Pour relever ce défi, l’Indonésie doit identifier sa niche et tirer parti de ses avantages uniques sur le marché. L’avantage stratégique de l’Indonésie réside sans doute dans l’abondance de ses matières premières. Le pays est riche en sable de silice, un composant essentiel dans la production de plaquettes de silicium et, par conséquent, de semi-conducteurs. On estime que le pays dispose d’une réserve totale pouvant atteindre 25,33 milliards de tonnes et de réserves prouvées de 331 millions de tonnes. Depuis 2022, le gouvernement de Joko Widodo met en œuvre une politique de valorisation du sable de silice, qui consiste à limiter les exportations et à renforcer les capacités de transformation nationales.

En 2023, l’Indonésie se classe au troisième rang mondial pour la production d’étain et au premier rang pour la production de nickel. Bien que ni l’étain ni le nickel ne soient des matières premières dans la fabrication des semi-conducteurs, tous deux sont essentiels dans les processus d’assemblage et de conditionnement des dispositifs à semi-conducteurs. L’étain est largement utilisé dans la soudure et le conditionnement, tandis que le nickel sert de couche barrière et dans divers alliages. Cela positionne l’Indonésie comme un point d’étranglement potentiellement important dans la chaîne d’approvisionnement mondiale des matières premières et de l’assemblage, du test et du conditionnement des semi-conducteurs (ATP).
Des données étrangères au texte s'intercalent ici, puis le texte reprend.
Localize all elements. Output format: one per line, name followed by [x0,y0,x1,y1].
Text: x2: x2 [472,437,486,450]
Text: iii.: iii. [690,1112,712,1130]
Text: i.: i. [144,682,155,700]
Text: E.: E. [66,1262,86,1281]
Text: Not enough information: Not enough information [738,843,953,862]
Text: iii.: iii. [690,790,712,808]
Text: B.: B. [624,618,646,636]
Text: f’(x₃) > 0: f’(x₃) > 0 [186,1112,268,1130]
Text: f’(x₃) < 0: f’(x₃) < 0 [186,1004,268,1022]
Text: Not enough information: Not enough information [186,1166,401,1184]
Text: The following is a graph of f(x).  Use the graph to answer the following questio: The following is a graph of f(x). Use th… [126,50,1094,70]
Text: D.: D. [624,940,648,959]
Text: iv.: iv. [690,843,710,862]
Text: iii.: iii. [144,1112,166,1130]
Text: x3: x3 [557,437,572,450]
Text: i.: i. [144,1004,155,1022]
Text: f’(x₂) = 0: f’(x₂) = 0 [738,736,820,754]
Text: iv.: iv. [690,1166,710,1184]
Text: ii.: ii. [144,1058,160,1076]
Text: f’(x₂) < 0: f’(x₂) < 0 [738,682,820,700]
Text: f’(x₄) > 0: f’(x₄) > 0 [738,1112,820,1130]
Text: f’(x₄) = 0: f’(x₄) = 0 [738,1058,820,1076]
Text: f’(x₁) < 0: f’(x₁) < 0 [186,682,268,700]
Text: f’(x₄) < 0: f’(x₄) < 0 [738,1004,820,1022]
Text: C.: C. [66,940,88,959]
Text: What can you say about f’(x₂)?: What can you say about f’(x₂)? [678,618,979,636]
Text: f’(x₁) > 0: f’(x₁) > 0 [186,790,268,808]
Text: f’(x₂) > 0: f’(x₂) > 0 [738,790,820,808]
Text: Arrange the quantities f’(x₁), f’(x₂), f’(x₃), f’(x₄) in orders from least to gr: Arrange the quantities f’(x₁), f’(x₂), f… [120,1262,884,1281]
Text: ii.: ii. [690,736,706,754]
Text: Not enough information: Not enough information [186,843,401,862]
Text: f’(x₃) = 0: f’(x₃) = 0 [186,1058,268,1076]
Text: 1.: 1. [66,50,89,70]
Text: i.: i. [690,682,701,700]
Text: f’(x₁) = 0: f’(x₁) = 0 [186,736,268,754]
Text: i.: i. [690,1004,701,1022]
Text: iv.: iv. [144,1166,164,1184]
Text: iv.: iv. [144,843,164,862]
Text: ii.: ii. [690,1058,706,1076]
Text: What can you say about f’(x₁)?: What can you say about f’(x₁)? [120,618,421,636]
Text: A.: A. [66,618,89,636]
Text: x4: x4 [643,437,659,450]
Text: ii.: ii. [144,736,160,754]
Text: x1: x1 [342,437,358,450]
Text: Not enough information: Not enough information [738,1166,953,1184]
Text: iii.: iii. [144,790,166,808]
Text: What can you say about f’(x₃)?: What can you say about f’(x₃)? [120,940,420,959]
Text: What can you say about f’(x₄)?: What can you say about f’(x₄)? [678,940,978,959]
Par conséquent, l’Indonésie se trouve dans la même niche que la Malaisie et le Vietnam, qui sont tous deux actuellement plus avancés dans ce secteur.

Au milieu de la guerre technologique entre les États-Unis et la Chine et des fortes tensions dans le détroit de Taïwan, les pays d’Asie du Sud-Est sont devenus un terrain neutre pour la production de puces et une destination d’investissement attrayante pour les entreprises de semi-conducteurs. Récemment, le premier fabricant européen de puces Infineon a annoncé un investissement de 7 milliards de dollars dans sa plus grande usine de puces électriques à Kulim, en Malaisie. De plus, l’année dernière, le président américain Joe Biden s’est rendu à Hanoï pour signer un partenariat stratégique global mettant l’accent sur les investissements dans les semi-conducteurs au Vietnam.

Pour concurrencer la Malaisie et le Vietnam, l'Indonésie doit combler son déficit d'ingénieurs. Actuellement, le ratio d'ingénieurs par million d'habitants en Indonésie est de 2 671, contre 3 333 en Malaisie et 9 037 au Vietnam. Pour combler cet écart, des investissements stratégiques et des politiques d'éducation ciblées sont nécessaires pour augmenter le nombre de travailleurs qualifiés, renforçant ainsi l'attrait de l'Indonésie comme destination d'investissement pour les entreprises de semi-conducteurs.

L’Indonésie doit également rechercher activement une collaboration avec les principaux acteurs de la chaîne d’approvisionnement mondiale des semi-conducteurs. En juillet, José W. Fernandez, le sous-secrétaire d’État à la croissance économique, à l’énergie et à l’environnement, a annoncé que les États-Unis avaient identifié l’Indonésie comme l’un des sept pays éligibles à un soutien pour devenir un pôle de semi-conducteurs. Cela comprend un financement potentiel au titre de la loi CHIPS. Le gouvernement indonésien devrait également surveiller de près la nouvelle politique de Taiwan en direction du Sud, car la nouvelle administration Lai Ching-te a laissé entendre qu’il était possible d’inclure un volet semi-conducteurs dans cette initiative.

Enfin, le gouvernement doit améliorer l’efficacité bureaucratique et alléger les obstacles réglementaires à l’investissement étranger. Bien que des efforts antérieurs pour simplifier les permis et les réglementations aient été déployés par le biais de la loi omnibus (loi sur la création d’emplois), ces mesures n’ont pas entièrement résolu les problèmes existants. Lorsqu’il prendra ses fonctions en octobre, le gouvernement de Prabowo Subianto devra relever le défi d’améliorer la réglementation des investissements afin de créer un climat plus favorable aux investisseurs et plus transparent. Cela sera crucial pour attirer des investissements significatifs et substantiels de la part des grandes entreprises de semi-conducteurs.